112.5
Research Context and the Production of Paradigms and Theories of Development.

Wednesday, 13 July 2016: 09:55
Location: Hörsaal III (Neues Institutsgebäude (NIG))
Oral Presentation
Kate WILLIAMS, The University of Cambridge, United Kingdom
This paper will examine the ways in which research context, particularly funding and evaluation, influences the production of paradigms and theories of development. Knowledge production in policy/practice-focused research institutions is a topic of growing international interest. However, there is limited work that considers specific intellectual fields across organisational contexts and across countries. The paper will focus on the field of international development, where major changes in government, private sector and private foundation funders have accompanied changes in the organisation of research institutions. The study considers how the positions, strategies and intellectual interventions of development research institutions are influenced by research context, especially research funding and evaluation.

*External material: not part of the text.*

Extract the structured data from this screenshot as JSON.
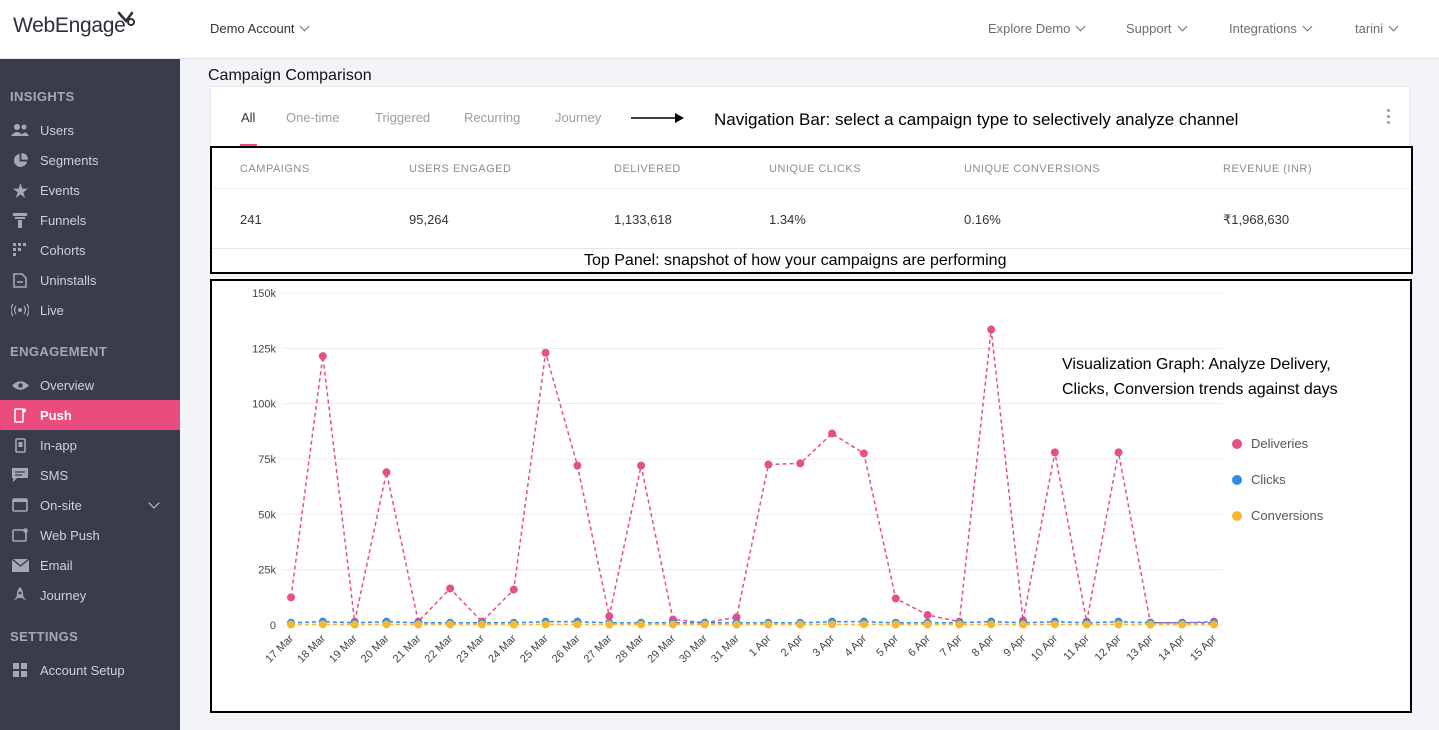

Based on fieldwork with three research contexts - universities, think tanks and bi/multilaterals - across the UK, US and Australia, the project uses three types of analyses: (i) case studies of 12 institutions (ii) quantitative evaluation of research outputs and (iii) discursive analysis of 72 semi-structured interviews. The project considers how research context affects the type of research that is pursued, disseminated, translated into policy or practice and ultimately transformed into the enduring theories and paradigms in the field, as well as how researchers and institutions position themselves in this context. Comparing across contexts and countries, my approach focuses on the ways diverse development research organisations must negotiate institutional alliances, economic constraints and intellectual resources in order to establish their reputation and symbolic capital. I argue that institutions create intellectual change by establishing their location within the ‘spaces’ between institutional contexts, positioning themselves through the voice of their experts in public interventions. Utilising insights from sociology of knowledge and sociology of intellectual interventions, the paper elaborates the challenges of knowledge production in the context of global political economic changes.